Kısıklı suyu: Büyük Çamlıca ile Küçük Çamlıca arasındadır. Bu su çok lezizdir. Kavak bayırı caddesinde Ayşe Hâtun mektebi arkasındaki arâziden nebean edip iş bu çeşmeye akar. 24 saatte 4 ton akıyor. Mikyâs-ı mâ 3, litrede klorürler 0,045, mevadd-ı uzviye 0,0001, nitritler yoktur.

Buradan bir asır evvel yazılan ve Mehmed Ali bey tarafından bana iâre olunan tıbbî formüllerden mürekkep el yazması bir mecmuada Kısıklı suyu safra-ı muhrikayı ve baş dönmesini iyi etmek için bir muâcele tertîbine girmektedir.

Kısıklı suyu 1 vukiyye

Safras 2 dirhem

Çorba gibi pişirilecek ve galeyandan sonra indirilip su yerine kullanılacaktır.

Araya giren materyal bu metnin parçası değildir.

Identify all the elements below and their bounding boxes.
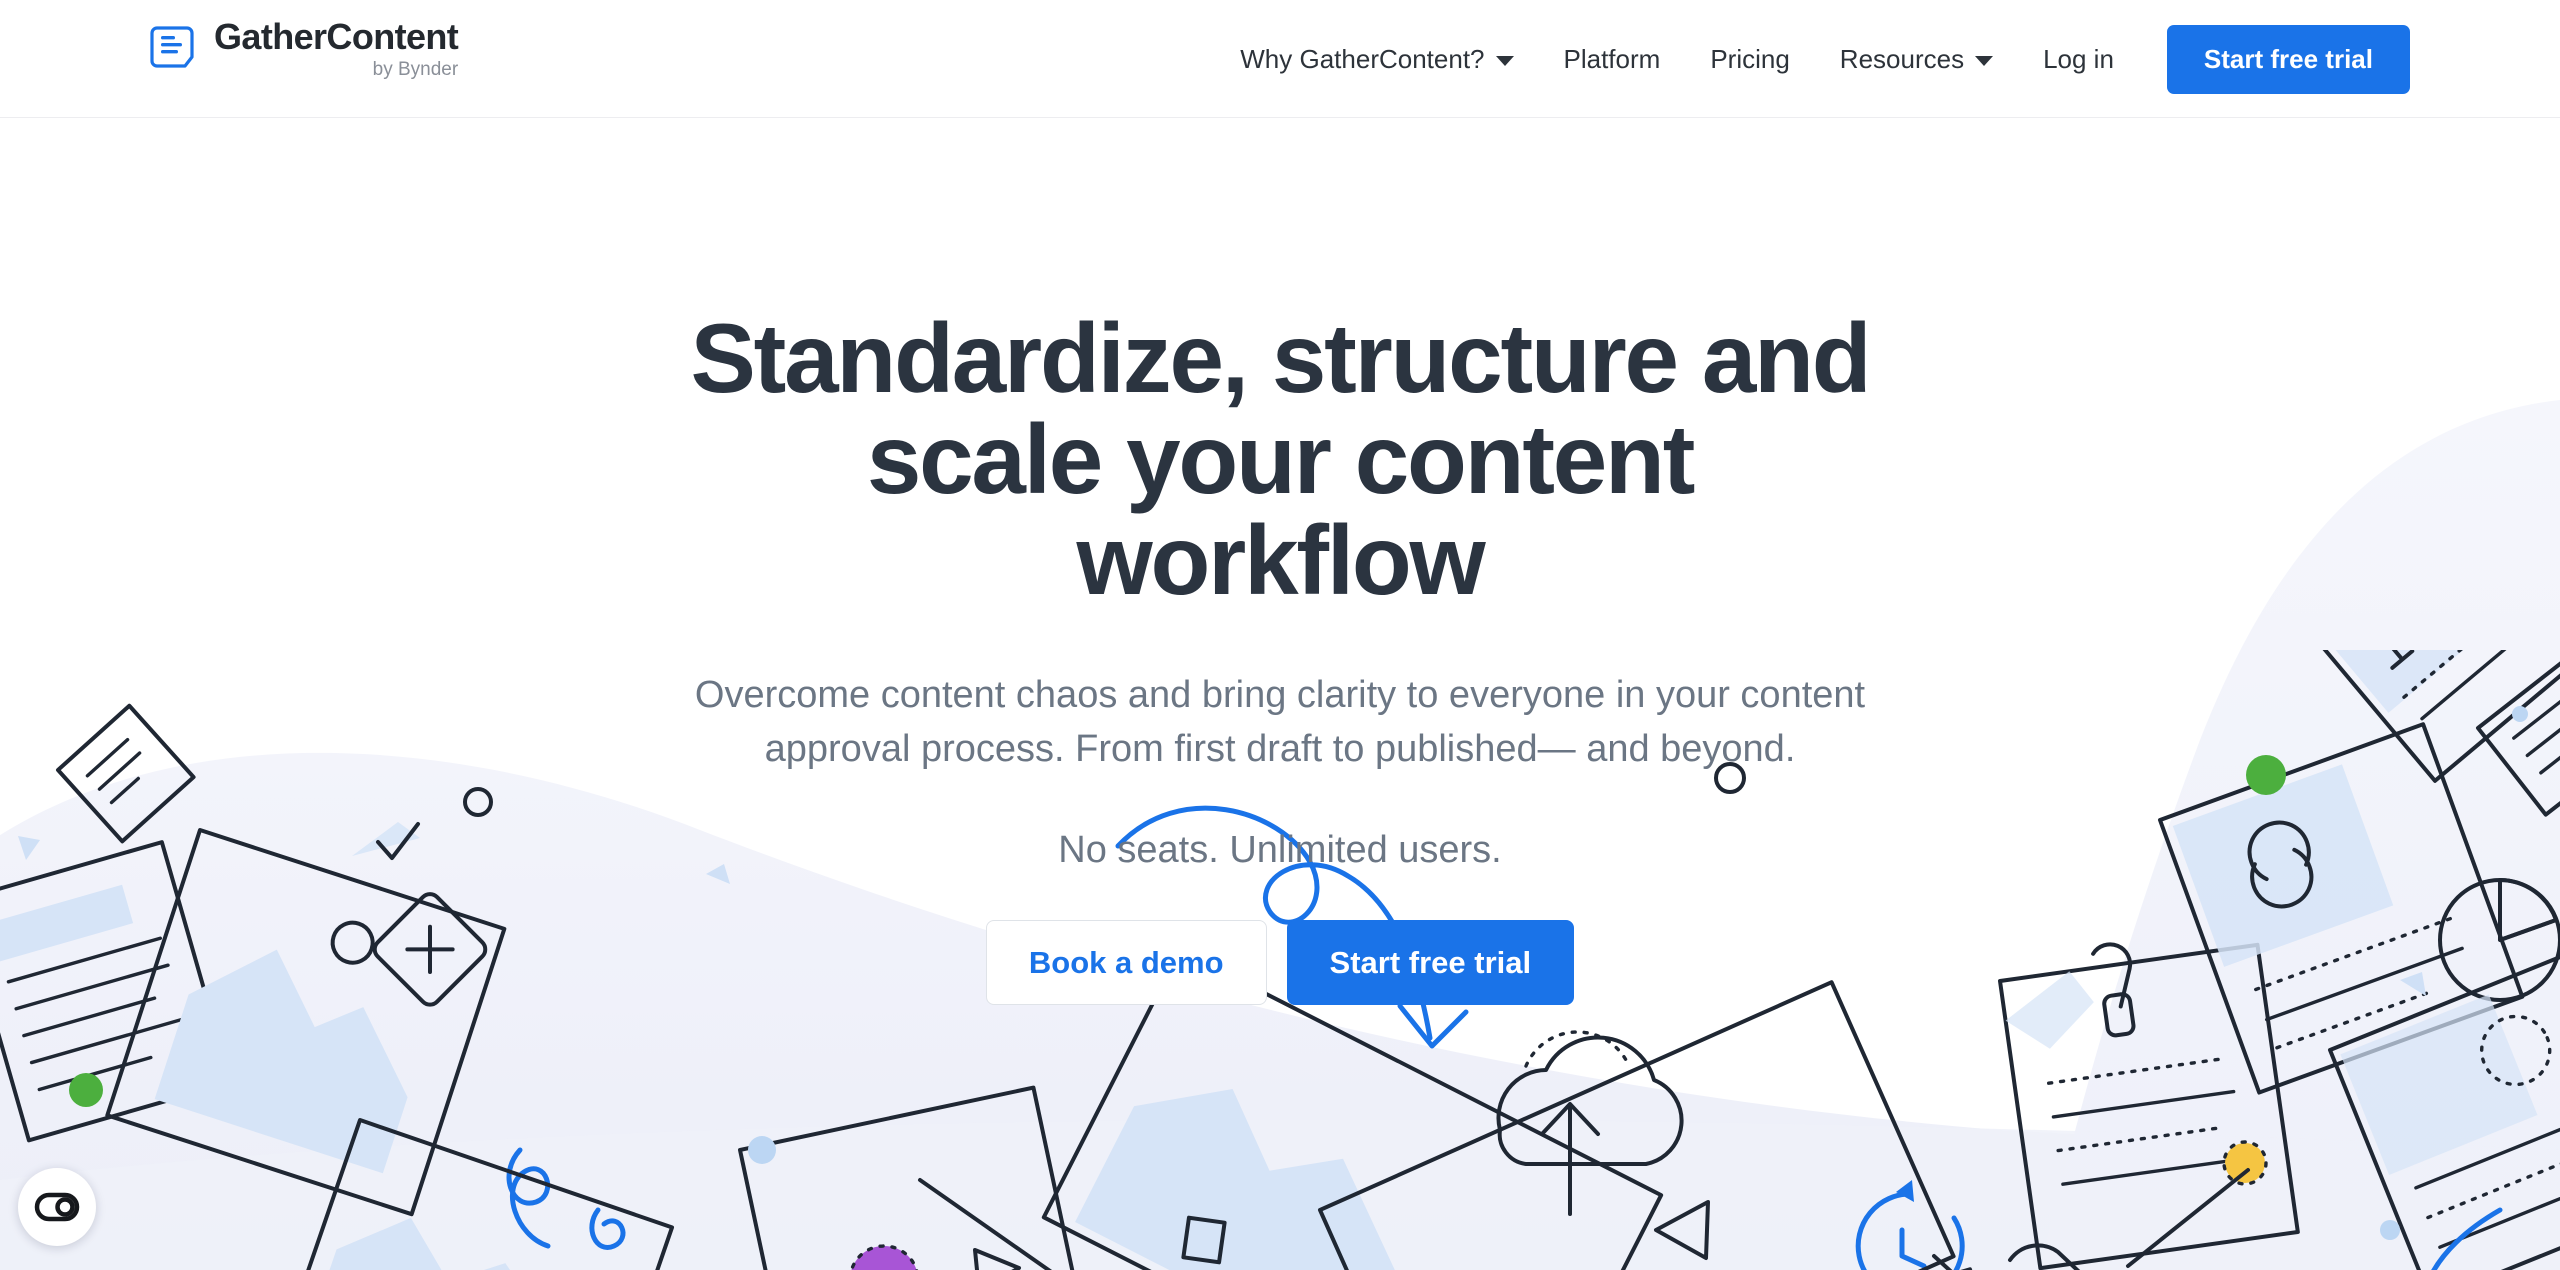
cookie-consent-button[interactable] — [18, 1168, 96, 1246]
cookie-toggle-icon — [34, 1192, 80, 1222]
brand-name: GatherContent — [214, 16, 459, 57]
nav-item-label: Why GatherContent? — [1240, 43, 1485, 74]
nav-item-why-gathercontent[interactable]: Why GatherContent? — [1215, 44, 1538, 75]
brand-logo[interactable]: GatherContent by Bynder — [150, 16, 459, 82]
nav-item-log-in[interactable]: Log in — [2018, 44, 2139, 75]
header-start-free-trial-button[interactable]: Start free trial — [2166, 24, 2410, 94]
dot-green — [69, 1073, 103, 1107]
hero-start-free-trial-button[interactable]: Start free trial — [1286, 919, 1575, 1005]
dot-yellow — [2225, 1143, 2265, 1183]
chevron-down-icon — [1975, 55, 1994, 66]
background-decoration — [0, 0, 2560, 1270]
site-header: GatherContent by Bynder Why GatherConten… — [0, 0, 2560, 118]
hero-title: Standardize, structure and scale your co… — [690, 303, 1872, 615]
illustration-center-group — [849, 980, 1985, 1270]
nav-item-label: Platform — [1563, 43, 1661, 74]
dot-purple — [851, 1246, 917, 1270]
page-root: GatherContent by Bynder Why GatherConten… — [0, 0, 2560, 1270]
hero-subtitle: Overcome content chaos and bring clarity… — [694, 673, 1866, 770]
brand-tagline: by Bynder — [372, 58, 459, 80]
nav-item-resources[interactable]: Resources — [1815, 44, 2018, 75]
nav-item-label: Resources — [1839, 43, 1965, 74]
primary-navigation: Why GatherContent? Platform Pricing Reso… — [1215, 0, 2410, 118]
hero-note: No seats. Unlimited users. — [1058, 828, 1502, 871]
nav-item-platform[interactable]: Platform — [1539, 44, 1686, 75]
hero-section: Standardize, structure and scale your co… — [0, 118, 2560, 1005]
illustration-right-group — [1932, 650, 2560, 1270]
hero-cta-group: Book a demo Start free trial — [985, 919, 1575, 1005]
book-a-demo-button[interactable]: Book a demo — [985, 919, 1267, 1005]
dot-green — [2246, 755, 2286, 795]
chevron-down-icon — [1495, 55, 1514, 66]
document-speech-bubble-icon — [150, 26, 194, 68]
nav-item-pricing[interactable]: Pricing — [1685, 44, 1814, 75]
nav-item-label: Pricing — [1710, 43, 1790, 74]
nav-item-label: Log in — [2043, 43, 2114, 74]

Kısıklı suyu şehrimizin mâruf içme sularındandır. Lâkin eski müfriğ-i safra bir tertîbe bilhassa konması nazar-ı dikkati câliptir. Mehmed Hafid Efendirisâlesinde bu suyu kâbız ve müdrir olarak kaydeder.

Mehmed Hafid Efendi, eserinde Çamlıca suyunu hâzım ve müdrir olarak çok metheder. Bu su naklolunursa bozulur iddiasındadır.

Kayışdağı (pınarı) suyu mahallinde müdrirdir, naklonursa hiffeti artıyor mütâlaasında bulunur.

Aynı zamanda Bulgurlu karyesinde (Kısıklı yanında) Temürcü suyunun Boğaziçi’nde Baltalimanı’nda Kanlıkavak (Narhcı) suyunun ve bir de Turunçlu suyunun müdrir sulardan mâdut olduğunu zikreder.

İstanbul’un bâzı acı ve tatlı sularının halkça mâruf tesirleri hakkında bu tetkîkim çok noksandır.